While America has seen a number of bankruptcies, the city of Detroit is the largest on to file for Chapter 9 Bankruptcy. The city’s debt also surpasses other bankruptcy filings from 2012 in San Bernardino, California, and Harrisburg, Pennsylvania.
Detroit’s debt is vast, with the list of the city’s creditors rising to over 100,000. The fiscal woes are attributed in part by “obligations backed by enterprise revenue” as well as post-employment benefits owed to retired workers.
Detroit’s problems are accredited as well to the lost income based on population.
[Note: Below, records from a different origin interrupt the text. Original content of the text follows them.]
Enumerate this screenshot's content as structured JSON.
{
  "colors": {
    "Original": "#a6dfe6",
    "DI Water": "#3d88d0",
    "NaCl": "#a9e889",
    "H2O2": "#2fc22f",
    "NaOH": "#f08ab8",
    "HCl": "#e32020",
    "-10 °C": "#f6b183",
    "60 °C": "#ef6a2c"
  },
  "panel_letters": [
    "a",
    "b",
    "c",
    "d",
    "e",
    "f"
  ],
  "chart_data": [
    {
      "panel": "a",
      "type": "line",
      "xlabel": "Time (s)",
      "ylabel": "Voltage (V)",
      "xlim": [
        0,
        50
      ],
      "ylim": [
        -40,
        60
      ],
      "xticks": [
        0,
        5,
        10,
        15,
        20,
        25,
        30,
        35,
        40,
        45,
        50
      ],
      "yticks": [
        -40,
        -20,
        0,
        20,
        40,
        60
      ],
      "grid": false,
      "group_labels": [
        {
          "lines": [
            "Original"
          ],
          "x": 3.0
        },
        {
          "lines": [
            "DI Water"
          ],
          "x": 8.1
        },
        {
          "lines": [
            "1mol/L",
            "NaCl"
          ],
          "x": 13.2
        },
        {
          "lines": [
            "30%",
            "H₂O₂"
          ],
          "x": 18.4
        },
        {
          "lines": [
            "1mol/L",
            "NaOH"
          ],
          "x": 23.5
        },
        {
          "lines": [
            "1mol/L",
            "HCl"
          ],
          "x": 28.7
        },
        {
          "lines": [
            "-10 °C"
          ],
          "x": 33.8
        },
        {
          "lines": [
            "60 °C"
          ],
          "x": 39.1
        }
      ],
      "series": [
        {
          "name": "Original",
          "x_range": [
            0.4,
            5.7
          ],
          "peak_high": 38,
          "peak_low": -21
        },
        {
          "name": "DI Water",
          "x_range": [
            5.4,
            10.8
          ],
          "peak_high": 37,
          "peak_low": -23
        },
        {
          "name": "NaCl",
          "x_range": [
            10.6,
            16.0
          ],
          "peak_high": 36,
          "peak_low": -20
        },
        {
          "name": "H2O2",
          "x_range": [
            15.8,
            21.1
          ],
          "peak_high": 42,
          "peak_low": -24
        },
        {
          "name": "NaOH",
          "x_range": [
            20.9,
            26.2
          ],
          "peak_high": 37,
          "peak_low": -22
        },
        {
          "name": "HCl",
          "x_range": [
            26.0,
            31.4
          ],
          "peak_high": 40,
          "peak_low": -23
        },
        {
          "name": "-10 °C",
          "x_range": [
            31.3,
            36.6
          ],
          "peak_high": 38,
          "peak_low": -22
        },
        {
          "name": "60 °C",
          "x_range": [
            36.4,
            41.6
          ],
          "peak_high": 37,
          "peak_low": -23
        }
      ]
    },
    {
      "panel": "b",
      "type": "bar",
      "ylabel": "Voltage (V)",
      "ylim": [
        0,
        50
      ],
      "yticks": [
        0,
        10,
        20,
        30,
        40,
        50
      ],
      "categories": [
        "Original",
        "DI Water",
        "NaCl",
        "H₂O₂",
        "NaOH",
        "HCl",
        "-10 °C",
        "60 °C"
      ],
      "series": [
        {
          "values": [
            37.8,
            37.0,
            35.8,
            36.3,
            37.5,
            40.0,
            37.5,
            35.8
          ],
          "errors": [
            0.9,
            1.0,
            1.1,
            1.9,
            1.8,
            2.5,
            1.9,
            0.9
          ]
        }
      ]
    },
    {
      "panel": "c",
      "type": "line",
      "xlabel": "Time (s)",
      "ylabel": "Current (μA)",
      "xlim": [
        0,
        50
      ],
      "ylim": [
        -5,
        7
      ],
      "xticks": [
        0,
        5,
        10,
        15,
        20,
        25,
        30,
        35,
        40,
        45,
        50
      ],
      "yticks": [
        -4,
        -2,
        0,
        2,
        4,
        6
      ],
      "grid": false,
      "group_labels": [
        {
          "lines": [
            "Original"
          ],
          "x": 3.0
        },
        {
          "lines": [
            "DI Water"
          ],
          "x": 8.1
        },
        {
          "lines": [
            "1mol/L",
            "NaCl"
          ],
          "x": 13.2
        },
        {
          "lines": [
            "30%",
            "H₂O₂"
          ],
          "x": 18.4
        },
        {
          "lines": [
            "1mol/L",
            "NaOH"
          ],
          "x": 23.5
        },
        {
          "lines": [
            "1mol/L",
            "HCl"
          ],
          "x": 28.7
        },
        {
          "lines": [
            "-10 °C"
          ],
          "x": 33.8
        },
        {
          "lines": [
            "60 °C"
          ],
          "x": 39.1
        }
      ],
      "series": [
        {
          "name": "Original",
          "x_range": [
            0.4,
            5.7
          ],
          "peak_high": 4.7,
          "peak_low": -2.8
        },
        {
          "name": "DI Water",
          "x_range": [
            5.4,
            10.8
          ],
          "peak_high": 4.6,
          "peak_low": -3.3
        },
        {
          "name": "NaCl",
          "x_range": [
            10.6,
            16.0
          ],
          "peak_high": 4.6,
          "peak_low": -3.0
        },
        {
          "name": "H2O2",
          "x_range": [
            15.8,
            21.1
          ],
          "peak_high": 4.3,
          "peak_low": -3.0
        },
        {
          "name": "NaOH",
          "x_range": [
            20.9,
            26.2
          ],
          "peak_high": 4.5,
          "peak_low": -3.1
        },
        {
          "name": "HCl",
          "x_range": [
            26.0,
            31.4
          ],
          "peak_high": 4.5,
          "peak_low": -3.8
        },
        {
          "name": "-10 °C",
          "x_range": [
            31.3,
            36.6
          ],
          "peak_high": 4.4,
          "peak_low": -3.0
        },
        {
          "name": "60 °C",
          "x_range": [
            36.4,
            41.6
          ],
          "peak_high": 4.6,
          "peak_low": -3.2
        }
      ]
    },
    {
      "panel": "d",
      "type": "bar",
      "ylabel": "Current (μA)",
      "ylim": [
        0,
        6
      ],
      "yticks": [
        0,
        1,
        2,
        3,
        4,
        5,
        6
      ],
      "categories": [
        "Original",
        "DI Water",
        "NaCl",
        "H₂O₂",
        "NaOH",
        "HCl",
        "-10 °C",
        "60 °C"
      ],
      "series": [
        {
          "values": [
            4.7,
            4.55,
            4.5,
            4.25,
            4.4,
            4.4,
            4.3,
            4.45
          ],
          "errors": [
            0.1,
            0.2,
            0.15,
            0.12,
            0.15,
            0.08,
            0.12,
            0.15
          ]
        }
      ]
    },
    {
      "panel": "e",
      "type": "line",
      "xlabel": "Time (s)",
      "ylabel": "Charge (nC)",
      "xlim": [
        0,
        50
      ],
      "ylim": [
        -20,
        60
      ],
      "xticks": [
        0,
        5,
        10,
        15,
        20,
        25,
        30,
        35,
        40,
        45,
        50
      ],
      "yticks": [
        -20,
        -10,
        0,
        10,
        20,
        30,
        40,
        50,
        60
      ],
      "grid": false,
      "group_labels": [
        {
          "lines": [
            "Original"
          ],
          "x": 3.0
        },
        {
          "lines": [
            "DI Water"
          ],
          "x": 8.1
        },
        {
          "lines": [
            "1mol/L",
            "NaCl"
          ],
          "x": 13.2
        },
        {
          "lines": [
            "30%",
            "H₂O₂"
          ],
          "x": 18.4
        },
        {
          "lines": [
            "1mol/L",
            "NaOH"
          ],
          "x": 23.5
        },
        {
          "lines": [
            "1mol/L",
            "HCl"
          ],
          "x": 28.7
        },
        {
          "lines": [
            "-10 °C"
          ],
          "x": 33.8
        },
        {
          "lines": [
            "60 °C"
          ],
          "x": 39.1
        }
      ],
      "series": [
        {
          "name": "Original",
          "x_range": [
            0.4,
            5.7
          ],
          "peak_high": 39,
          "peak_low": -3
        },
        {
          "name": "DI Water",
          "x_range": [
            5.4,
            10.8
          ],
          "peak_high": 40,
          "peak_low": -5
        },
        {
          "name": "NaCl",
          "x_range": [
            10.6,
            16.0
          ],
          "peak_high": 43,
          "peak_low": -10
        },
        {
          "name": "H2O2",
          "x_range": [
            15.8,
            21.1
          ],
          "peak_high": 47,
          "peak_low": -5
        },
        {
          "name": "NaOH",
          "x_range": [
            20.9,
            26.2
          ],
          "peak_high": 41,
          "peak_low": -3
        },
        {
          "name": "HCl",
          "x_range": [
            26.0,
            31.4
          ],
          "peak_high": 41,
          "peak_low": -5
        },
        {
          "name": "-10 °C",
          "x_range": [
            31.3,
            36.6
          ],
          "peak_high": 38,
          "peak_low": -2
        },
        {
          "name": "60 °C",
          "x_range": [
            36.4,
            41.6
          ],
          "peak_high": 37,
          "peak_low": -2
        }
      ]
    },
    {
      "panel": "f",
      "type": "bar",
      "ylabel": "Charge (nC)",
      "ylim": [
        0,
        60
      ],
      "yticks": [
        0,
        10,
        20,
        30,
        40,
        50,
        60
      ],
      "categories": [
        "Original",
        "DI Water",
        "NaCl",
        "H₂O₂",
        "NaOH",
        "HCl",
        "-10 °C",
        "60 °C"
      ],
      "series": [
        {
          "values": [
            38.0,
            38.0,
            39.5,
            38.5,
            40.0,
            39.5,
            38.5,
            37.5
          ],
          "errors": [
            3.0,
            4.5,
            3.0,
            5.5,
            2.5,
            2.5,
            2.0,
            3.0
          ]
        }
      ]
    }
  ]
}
While Detroit’s population had peaked at close to 1.8 million people in the 1950s, its July 2013 population was reported at 700,000 residents. The city estimates that approximately 78,000 abandoned structures exist within the city limits.
The decline of Detroit’s auto industry and the rise of gas prices also detrimentally impacted jobs and municipal income based on taxes. The Detroit Free Press reports in their exposé “How Detroit Went Broke” that decades of financial mismanagement and corruption from city employees and government only added to the inevitable bankruptcy.
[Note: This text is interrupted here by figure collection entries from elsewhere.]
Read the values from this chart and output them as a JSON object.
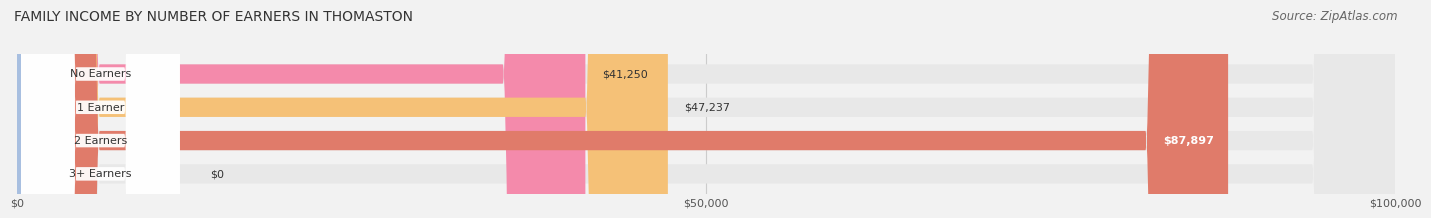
{
  "title": "FAMILY INCOME BY NUMBER OF EARNERS IN THOMASTON",
  "source": "Source: ZipAtlas.com",
  "categories": [
    "No Earners",
    "1 Earner",
    "2 Earners",
    "3+ Earners"
  ],
  "values": [
    41250,
    47237,
    87897,
    0
  ],
  "bar_colors": [
    "#f48aab",
    "#f5c177",
    "#e07b6a",
    "#a8bfe0"
  ],
  "label_colors": [
    "#000000",
    "#000000",
    "#ffffff",
    "#000000"
  ],
  "xlim": [
    0,
    100000
  ],
  "xticks": [
    0,
    50000,
    100000
  ],
  "xtick_labels": [
    "$0",
    "$50,000",
    "$100,000"
  ],
  "value_labels": [
    "$41,250",
    "$47,237",
    "$87,897",
    "$0"
  ],
  "background_color": "#f2f2f2",
  "bar_bg_full_color": "#e8e8e8",
  "title_fontsize": 10,
  "source_fontsize": 8.5,
  "bar_height": 0.58,
  "figsize": [
    14.06,
    2.33
  ]
}
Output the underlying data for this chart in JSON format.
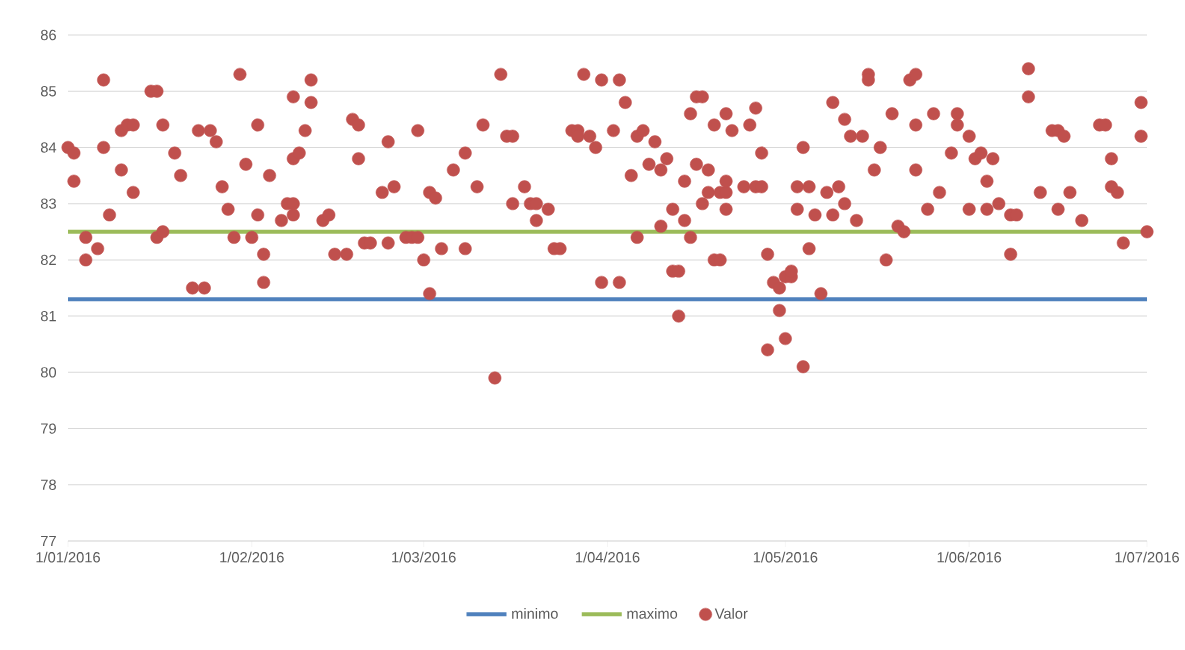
{
  "chart_data": {
    "type": "scatter",
    "xlim": [
      "2016-01-01",
      "2016-07-01"
    ],
    "xticks": [
      {
        "value": "2016-01-01",
        "label": "1/01/2016"
      },
      {
        "value": "2016-02-01",
        "label": "1/02/2016"
      },
      {
        "value": "2016-03-01",
        "label": "1/03/2016"
      },
      {
        "value": "2016-04-01",
        "label": "1/04/2016"
      },
      {
        "value": "2016-05-01",
        "label": "1/05/2016"
      },
      {
        "value": "2016-06-01",
        "label": "1/06/2016"
      },
      {
        "value": "2016-07-01",
        "label": "1/07/2016"
      }
    ],
    "ylim": [
      77,
      86
    ],
    "yticks": [
      77,
      78,
      79,
      80,
      81,
      82,
      83,
      84,
      85,
      86
    ],
    "grid": "y",
    "legend": "bottom",
    "series": [
      {
        "name": "minimo",
        "type": "line",
        "marker": "none",
        "color": "#4f81bd",
        "x": [
          "2016-01-01",
          "2016-07-01"
        ],
        "values": [
          81.3,
          81.3
        ]
      },
      {
        "name": "maximo",
        "type": "line",
        "marker": "none",
        "color": "#9bbb59",
        "x": [
          "2016-01-01",
          "2016-07-01"
        ],
        "values": [
          82.5,
          82.5
        ]
      },
      {
        "name": "Valor",
        "marker": "circle",
        "color": "#c0504d",
        "x": [
          "2016-01-01",
          "2016-01-02",
          "2016-01-02",
          "2016-01-04",
          "2016-01-04",
          "2016-01-06",
          "2016-01-07",
          "2016-01-07",
          "2016-01-08",
          "2016-01-10",
          "2016-01-10",
          "2016-01-11",
          "2016-01-12",
          "2016-01-12",
          "2016-01-15",
          "2016-01-16",
          "2016-01-16",
          "2016-01-17",
          "2016-01-17",
          "2016-01-19",
          "2016-01-20",
          "2016-01-22",
          "2016-01-23",
          "2016-01-24",
          "2016-01-25",
          "2016-01-26",
          "2016-01-27",
          "2016-01-28",
          "2016-01-29",
          "2016-01-30",
          "2016-01-31",
          "2016-02-01",
          "2016-02-02",
          "2016-02-02",
          "2016-02-03",
          "2016-02-03",
          "2016-02-04",
          "2016-02-06",
          "2016-02-07",
          "2016-02-08",
          "2016-02-08",
          "2016-02-08",
          "2016-02-08",
          "2016-02-09",
          "2016-02-10",
          "2016-02-11",
          "2016-02-11",
          "2016-02-13",
          "2016-02-14",
          "2016-02-15",
          "2016-02-17",
          "2016-02-18",
          "2016-02-19",
          "2016-02-19",
          "2016-02-20",
          "2016-02-21",
          "2016-02-23",
          "2016-02-24",
          "2016-02-24",
          "2016-02-25",
          "2016-02-27",
          "2016-02-28",
          "2016-02-29",
          "2016-02-29",
          "2016-03-01",
          "2016-03-02",
          "2016-03-02",
          "2016-03-03",
          "2016-03-04",
          "2016-03-06",
          "2016-03-08",
          "2016-03-08",
          "2016-03-10",
          "2016-03-11",
          "2016-03-13",
          "2016-03-14",
          "2016-03-15",
          "2016-03-16",
          "2016-03-16",
          "2016-03-18",
          "2016-03-19",
          "2016-03-20",
          "2016-03-20",
          "2016-03-22",
          "2016-03-23",
          "2016-03-24",
          "2016-03-26",
          "2016-03-27",
          "2016-03-27",
          "2016-03-28",
          "2016-03-29",
          "2016-03-30",
          "2016-03-31",
          "2016-03-31",
          "2016-04-02",
          "2016-04-03",
          "2016-04-03",
          "2016-04-04",
          "2016-04-05",
          "2016-04-06",
          "2016-04-06",
          "2016-04-07",
          "2016-04-08",
          "2016-04-09",
          "2016-04-10",
          "2016-04-10",
          "2016-04-11",
          "2016-04-12",
          "2016-04-12",
          "2016-04-13",
          "2016-04-13",
          "2016-04-14",
          "2016-04-14",
          "2016-04-15",
          "2016-04-15",
          "2016-04-16",
          "2016-04-16",
          "2016-04-17",
          "2016-04-17",
          "2016-04-18",
          "2016-04-18",
          "2016-04-19",
          "2016-04-19",
          "2016-04-20",
          "2016-04-20",
          "2016-04-21",
          "2016-04-21",
          "2016-04-21",
          "2016-04-21",
          "2016-04-22",
          "2016-04-24",
          "2016-04-25",
          "2016-04-26",
          "2016-04-26",
          "2016-04-27",
          "2016-04-27",
          "2016-04-28",
          "2016-04-28",
          "2016-04-29",
          "2016-04-30",
          "2016-04-30",
          "2016-05-01",
          "2016-05-01",
          "2016-05-02",
          "2016-05-02",
          "2016-05-03",
          "2016-05-03",
          "2016-05-04",
          "2016-05-04",
          "2016-05-05",
          "2016-05-05",
          "2016-05-06",
          "2016-05-07",
          "2016-05-08",
          "2016-05-09",
          "2016-05-09",
          "2016-05-10",
          "2016-05-11",
          "2016-05-11",
          "2016-05-12",
          "2016-05-13",
          "2016-05-14",
          "2016-05-15",
          "2016-05-15",
          "2016-05-16",
          "2016-05-17",
          "2016-05-18",
          "2016-05-19",
          "2016-05-20",
          "2016-05-21",
          "2016-05-22",
          "2016-05-23",
          "2016-05-23",
          "2016-05-23",
          "2016-05-25",
          "2016-05-26",
          "2016-05-27",
          "2016-05-29",
          "2016-05-30",
          "2016-05-30",
          "2016-06-01",
          "2016-06-01",
          "2016-06-02",
          "2016-06-03",
          "2016-06-04",
          "2016-06-04",
          "2016-06-05",
          "2016-06-06",
          "2016-06-08",
          "2016-06-08",
          "2016-06-09",
          "2016-06-11",
          "2016-06-11",
          "2016-06-13",
          "2016-06-15",
          "2016-06-16",
          "2016-06-16",
          "2016-06-17",
          "2016-06-18",
          "2016-06-20",
          "2016-06-23",
          "2016-06-24",
          "2016-06-25",
          "2016-06-25",
          "2016-06-26",
          "2016-06-27",
          "2016-06-30",
          "2016-06-30",
          "2016-07-01"
        ],
        "values": [
          84.0,
          83.9,
          83.4,
          82.4,
          82.0,
          82.2,
          85.2,
          84.0,
          82.8,
          84.3,
          83.6,
          84.4,
          84.4,
          83.2,
          85.0,
          85.0,
          82.4,
          82.5,
          84.4,
          83.9,
          83.5,
          81.5,
          84.3,
          81.5,
          84.3,
          84.1,
          83.3,
          82.9,
          82.4,
          85.3,
          83.7,
          82.4,
          84.4,
          82.8,
          82.1,
          81.6,
          83.5,
          82.7,
          83.0,
          82.8,
          83.0,
          84.9,
          83.8,
          83.9,
          84.3,
          85.2,
          84.8,
          82.7,
          82.8,
          82.1,
          82.1,
          84.5,
          84.4,
          83.8,
          82.3,
          82.3,
          83.2,
          84.1,
          82.3,
          83.3,
          82.4,
          82.4,
          84.3,
          82.4,
          82.0,
          81.4,
          83.2,
          83.1,
          82.2,
          83.6,
          83.9,
          82.2,
          83.3,
          84.4,
          79.9,
          85.3,
          84.2,
          84.2,
          83.0,
          83.3,
          83.0,
          82.7,
          83.0,
          82.9,
          82.2,
          82.2,
          84.3,
          84.3,
          84.2,
          85.3,
          84.2,
          84.0,
          85.2,
          81.6,
          84.3,
          85.2,
          81.6,
          84.8,
          83.5,
          82.4,
          84.2,
          84.3,
          83.7,
          84.1,
          83.6,
          82.6,
          83.8,
          82.9,
          81.8,
          81.8,
          81.0,
          83.4,
          82.7,
          82.4,
          84.6,
          84.9,
          83.7,
          84.9,
          83.0,
          83.6,
          83.2,
          82.0,
          84.4,
          82.0,
          83.2,
          84.6,
          83.2,
          83.4,
          82.9,
          84.3,
          83.3,
          84.4,
          84.7,
          83.3,
          83.9,
          83.3,
          82.1,
          80.4,
          81.6,
          81.5,
          81.1,
          80.6,
          81.7,
          81.7,
          81.8,
          83.3,
          82.9,
          84.0,
          80.1,
          83.3,
          82.2,
          82.8,
          81.4,
          83.2,
          84.8,
          82.8,
          83.3,
          84.5,
          83.0,
          84.2,
          82.7,
          84.2,
          85.3,
          85.2,
          83.6,
          84.0,
          82.0,
          84.6,
          82.6,
          82.5,
          85.2,
          85.3,
          84.4,
          83.6,
          82.9,
          84.6,
          83.2,
          83.9,
          84.6,
          84.4,
          84.2,
          82.9,
          83.8,
          83.9,
          83.4,
          82.9,
          83.8,
          83.0,
          82.1,
          82.8,
          82.8,
          85.4,
          84.9,
          83.2,
          84.3,
          82.9,
          84.3,
          84.2,
          83.2,
          82.7,
          84.4,
          84.4,
          83.8,
          83.3,
          83.2,
          82.3,
          84.8,
          84.2,
          82.5
        ]
      }
    ]
  }
}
Detroit has a colorful past, from Motown Records to the auto industry and the riots of 1967, and everything in-between. Now a dark time in Detroit’s history has set a record for the entire country as the most mismanaged and broke city in the United States. Still today, the heartbeat of America goes on inside Detroit as it moves through the bankruptcy proceedings and creates its next chapter in history.